Figure 1. HEXIM1 destabilizes HIF-1α protein.

(A) MCF7 cells were transfected with the expression vector for control miRNA or HEXIM1 miRNA. Shown are representative Western blots (left-hand panels, representative of five experiments) or RT–PCR (right panel, representative of three experiments) indicating HIF-1α levels under normoxia and hypoxia. (B) MDA-MB-231 cells were transfected with control vector or expression vector for FLAG (FL)–HEXIM1. Shown are representative Western blots (left-hand panel, representative of four experiments) or RT–PCR (right-hand panel, representative of three experiments) indicating HIF-1α levels under normoxia and hypoxia. (C) Cells were transfected with expression vector for HEXIM1 or empty vector. The cells were incubated under hypoxia for 8 h as indicated. At the end of treatment, 100 μM cycloheximide (CHX) was added to the medium for the indicated time periods. The expression of HIF-1α and GAPDH were analysed by Western blot analysis. The density of the HIF-1α protein band was determined using an image analysis system.

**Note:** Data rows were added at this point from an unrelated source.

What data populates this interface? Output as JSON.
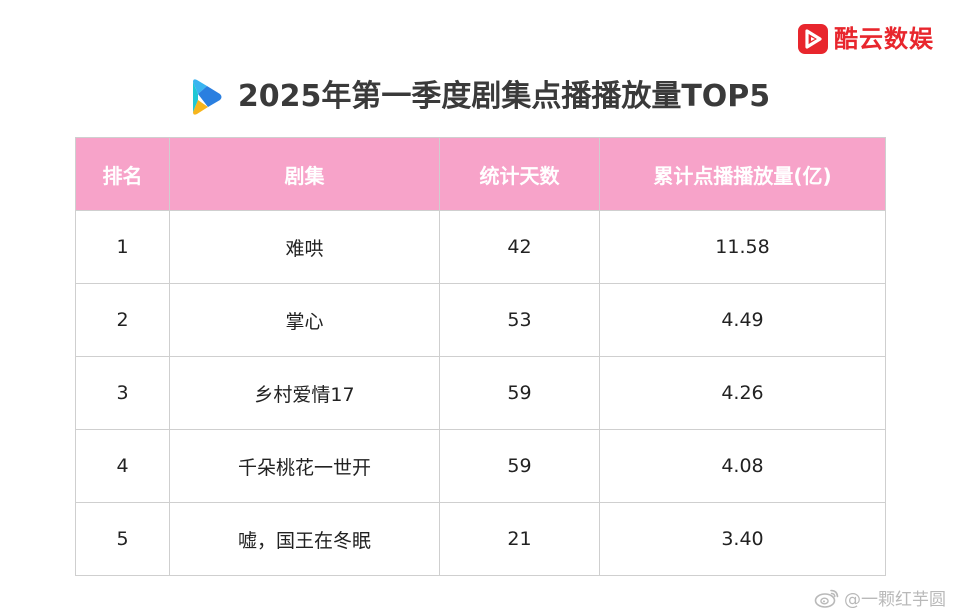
{
  "brand": {
    "name": "酷云数娱",
    "icon": "brand-logo-icon",
    "color": "#e8262d"
  },
  "title": {
    "text": "2025年第一季度剧集点播播放量TOP5",
    "icon": "play-triangle-icon"
  },
  "table": {
    "header_color": "#f7a3c9",
    "headers": {
      "rank": "排名",
      "drama": "剧集",
      "days": "统计天数",
      "plays": "累计点播播放量(亿)"
    },
    "rows": [
      {
        "rank": "1",
        "drama": "难哄",
        "days": "42",
        "plays": "11.58"
      },
      {
        "rank": "2",
        "drama": "掌心",
        "days": "53",
        "plays": "4.49"
      },
      {
        "rank": "3",
        "drama": "乡村爱情17",
        "days": "59",
        "plays": "4.26"
      },
      {
        "rank": "4",
        "drama": "千朵桃花一世开",
        "days": "59",
        "plays": "4.08"
      },
      {
        "rank": "5",
        "drama": "嘘，国王在冬眠",
        "days": "21",
        "plays": "3.40"
      }
    ]
  },
  "watermark": {
    "text": "@一颗红芋圆",
    "icon": "weibo-icon"
  }
}
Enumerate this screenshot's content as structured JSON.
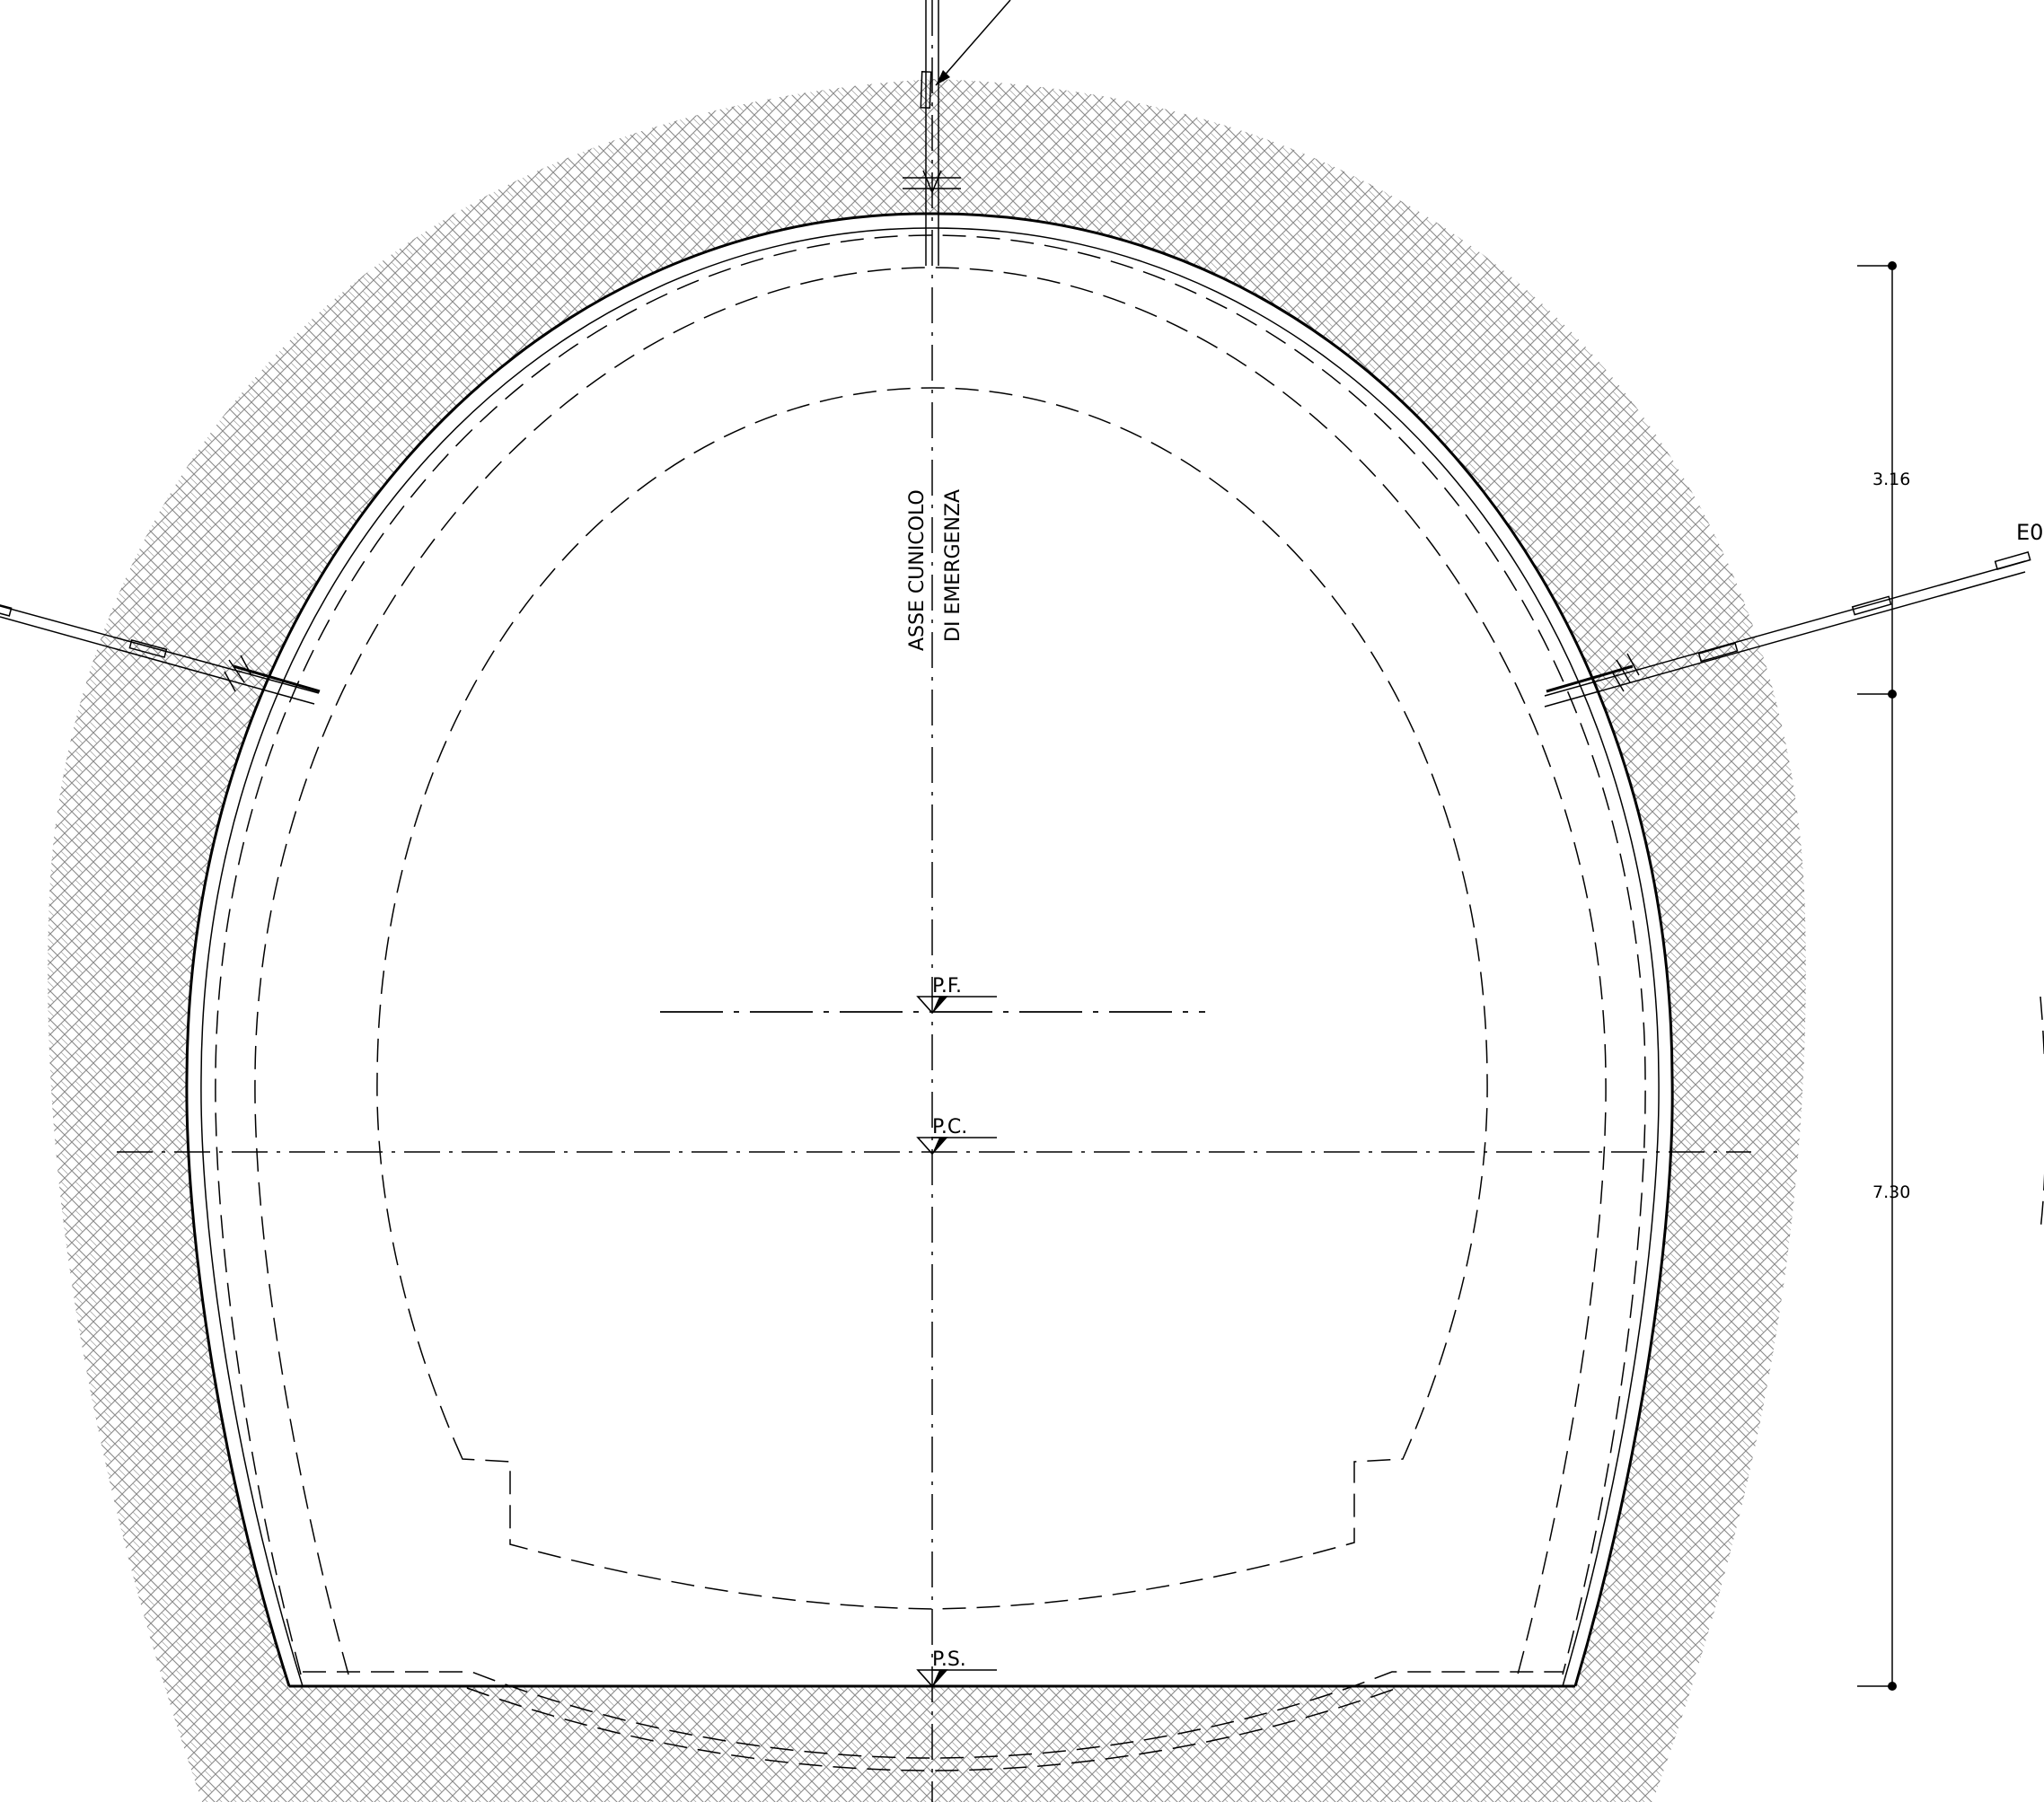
{
  "labels": {
    "axis_line1": "ASSE CUNICOLO",
    "axis_line2": "DI EMERGENZA",
    "level_pf": "P.F.",
    "level_pc": "P.C.",
    "level_ps": "P.S.",
    "dim_upper": "3.16",
    "dim_lower": "7.30",
    "cut_label": "E0"
  },
  "colors": {
    "line": "#000000",
    "hatch": "#8a8a8a",
    "background": "#ffffff"
  },
  "hatch_pattern": "herringbone-soil",
  "icons": [
    "level-marker-icon",
    "rock-bolt-icon",
    "dimension-dot-icon"
  ]
}
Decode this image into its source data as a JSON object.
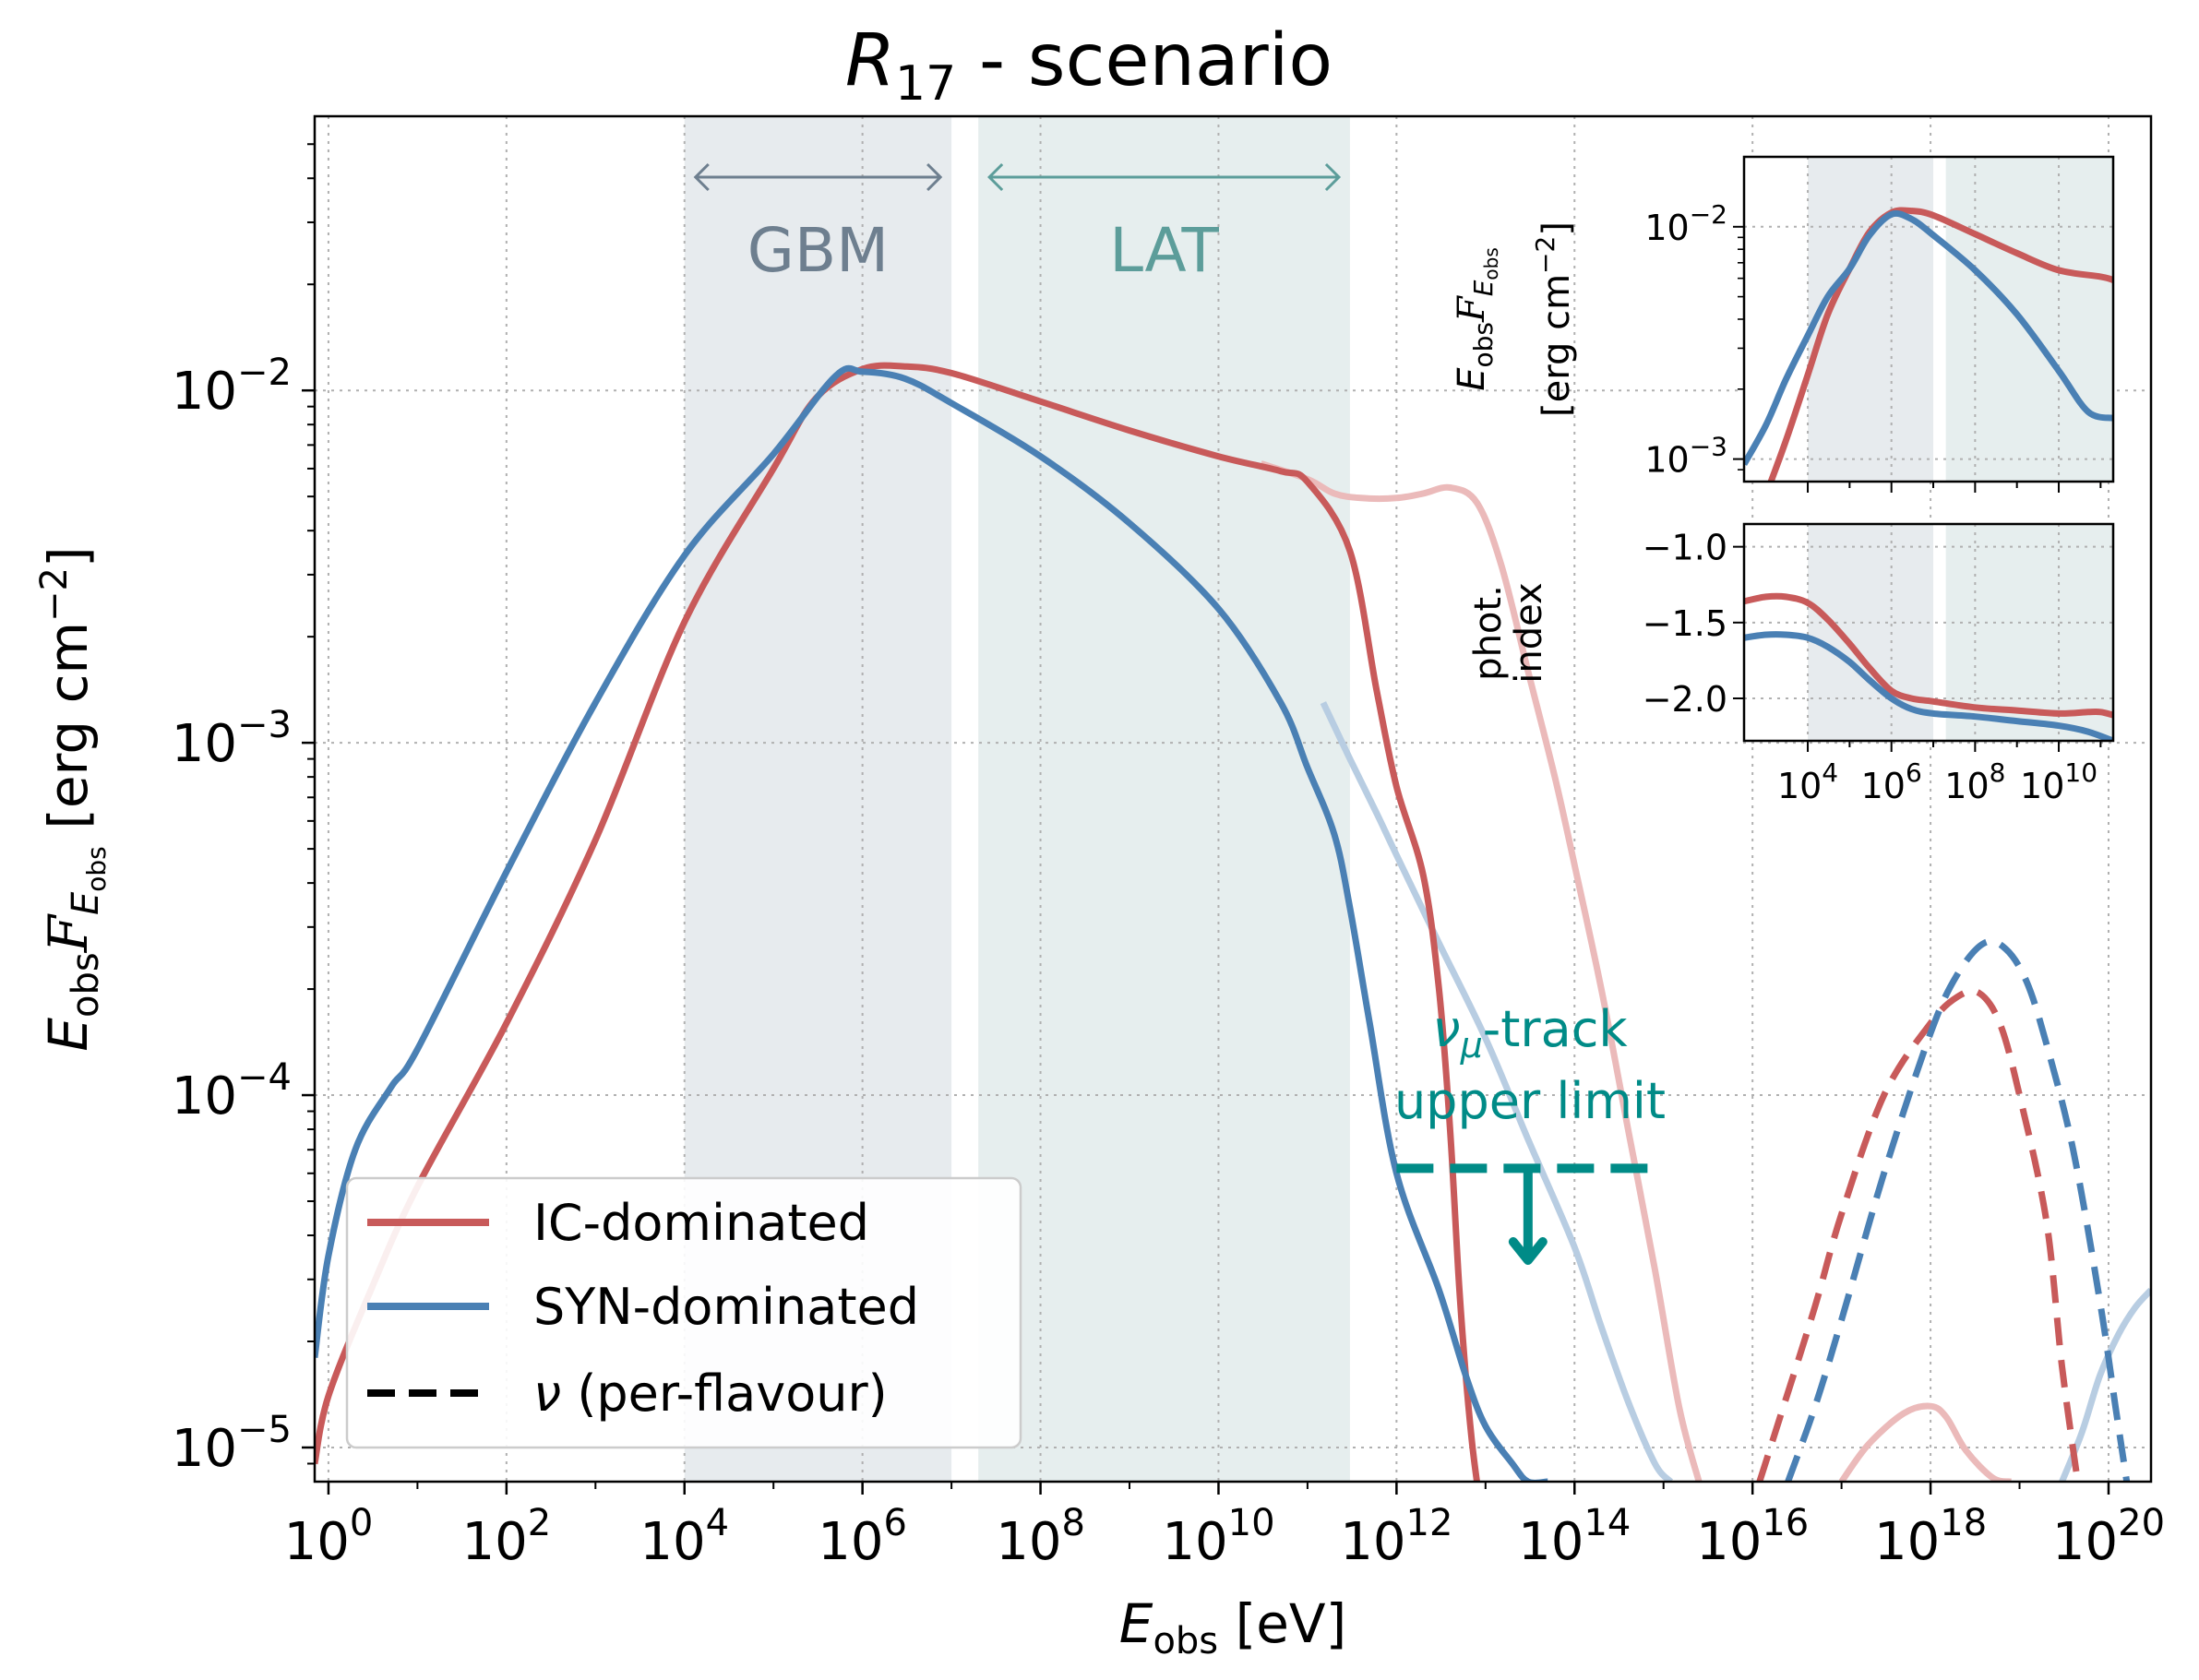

The values were normalized to GAPDH and expressed as percentage change relative to the time zero. Graphs show means±S.E.M. from three experiments. *P < 0.05 compared with control transfected cells with no CHX. Statistical significance was based on one-way ANOVA. (D) HIF-2α levels were analysed by Western blot analyses of cell extracts from MCF7 cells transfected with expression vector for control miRNA or HEXIM1 miRNA and subjected to hypoxia treatment. The results are representative of two experiments. Molecular masses in kDa are shown next to the Western blots.